A bird — a parakeet — is found perching on the shoulder of a man in Tokyo. The man is a hotel guest. The bird is not. Or the bird perhaps is — ? The man doesn’t know. He pets the bird. It chirrups. Unsure what to do next, the man walks — bird on shoulder — to reception. Within a hotel, reception is like the government. They set the rules. They know how behaviour is supposed to happen. Within the context of a hotel. The bird is taken to reception, where it is immediately declared a vagrant (a vagabond, a drifter, an itinerant without a wallet, a peddler without a case of goods). It chirrups again, then flies to perch on the lobby chandelier. Reception staff spend the morning in agitated efforts directing bellhops over the bird’s capture. With this eventually accomplished, they call the police. This is a police matter: a vagabond bird. A parakeet. The police collect the bird and take it into custody. A metal wastepaper basket is upturned for a holding cell, and the bird is placed within upon the chief’s desk, where it continues to chirrup and caw, raise one leg and then the other, flick its tail, and squawk. On day two, among the curling notes and whistles of its song, it utters: a piece of language. It recites, to the chief as he trails his pen down the page of a report, an address. He looks at the parakeet, who ducks his head twice, and sings the address again. The words are quickly jotted down, and the bird taken to the named district and apartment. A woman opens the door, and immediately identifies herself as the bird’s owner. The bird is handed over to the woman, who returns it to its cage. “Yes,” she explains, “I taught the bird to sing my address, so that if it ever escaped, it would be brought back. I had lost a bird before — a parakeet — and I was not going to let it happen again.”

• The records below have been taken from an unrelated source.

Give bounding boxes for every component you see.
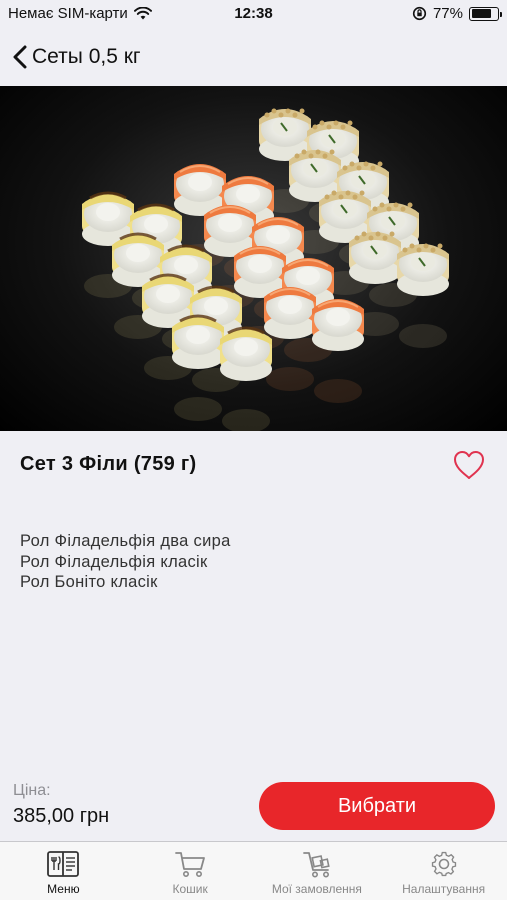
tab-bar: Меню Кошик Мої замовлення Налаштування	[0, 841, 507, 900]
navigation-bar: Сеты 0,5 кг	[0, 28, 507, 86]
back-button-label: Сеты 0,5 кг	[32, 45, 141, 68]
tab-menu[interactable]: Меню	[0, 842, 127, 900]
menu-book-icon	[47, 851, 80, 877]
orientation-lock-icon	[412, 6, 427, 21]
status-bar: Немає SIM-карти 12:38 77%	[0, 0, 507, 28]
battery-icon	[469, 6, 502, 21]
tab-settings-label: Налаштування	[402, 882, 486, 896]
sushi-roll	[397, 243, 449, 296]
sushi-roll	[349, 231, 401, 284]
favorite-button[interactable]	[452, 449, 486, 481]
select-button[interactable]: Вибрати	[259, 782, 495, 830]
ingredients-list: Рол Філадельфія два сира Рол Філадельфія…	[20, 531, 231, 593]
sushi-roll-reflection	[266, 367, 314, 391]
battery-fill	[471, 9, 491, 18]
back-button[interactable]: Сеты 0,5 кг	[12, 45, 141, 69]
ingredient-item: Рол Філадельфія два сира	[20, 532, 231, 550]
tab-cart[interactable]: Кошик	[127, 842, 254, 900]
price-value: 385,00 грн	[13, 805, 110, 827]
chevron-left-icon	[13, 45, 27, 69]
sushi-roll	[172, 314, 224, 369]
sushi-roll	[312, 299, 364, 351]
sushi-roll-reflection	[174, 397, 222, 421]
battery-percent: 77%	[432, 5, 463, 22]
price-label: Ціна:	[13, 782, 51, 799]
ingredient-item: Рол Боніто класік	[20, 573, 158, 591]
product-title: Сет 3 Філи (759 г)	[20, 453, 197, 475]
sushi-roll-reflection	[399, 324, 447, 348]
sushi-roll-reflection	[222, 409, 270, 431]
tab-cart-label: Кошик	[172, 882, 208, 896]
tab-menu-label: Меню	[47, 882, 80, 896]
sushi-set-illustration	[82, 108, 449, 431]
tab-orders[interactable]: Мої замовлення	[254, 842, 381, 900]
tab-orders-label: Мої замовлення	[271, 882, 362, 896]
product-image	[0, 86, 507, 431]
ingredient-item: Рол Філадельфія класік	[20, 552, 208, 571]
cart-icon	[175, 852, 206, 877]
sushi-roll	[220, 326, 272, 381]
sushi-roll-reflection	[314, 379, 362, 403]
orders-cart-icon	[302, 852, 330, 878]
heart-icon	[454, 451, 484, 479]
settings-gear-icon	[431, 851, 456, 877]
status-right-group: 77%	[412, 5, 502, 22]
sushi-roll	[264, 287, 316, 339]
tab-settings[interactable]: Налаштування	[380, 842, 507, 900]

How is the story to be interpreted? Is it that the parakeet had made its escape, but found, beneath the wide and wild skies of freedom, that the one song it knew how to sing was in fact the message of its former jailor — ? That its fate was to repeat — haplessly, uncomprehendingly, and to anyone who would listen — the words that would return it to the prison whence it had broken? Or is it that the address in the song, and the cage it implies, should really be understood as home? That without linguistic consciousness, but through the language of song, the bird is really finding its way back to the place of security and ownership where it will be safe, tended to, petted, and loved? Or is it that prison and home, within the story, should be understood as analogs, if not synonyms? The only words the bird has — and even these it doesn’t really have, not as words as such, but only as signifiers within a programme that runs in the basal ganglia of its brain — these words are the address of a place that is both prison and home; both a cage, and a cage in which to be — ? And if so, and if it is indeed a parable, then how are we to feel about it? And what does it say for us? Are we not, in some way, with the programmes in our own brains, wandering the world, chirruping on the shoulders of hotel guests, endlessly and uncomprehendingly repeating the signifiers of an ownership that we at best dimly understand? Are our songs, as we sing them, returning us always to our prisons, which are our homes?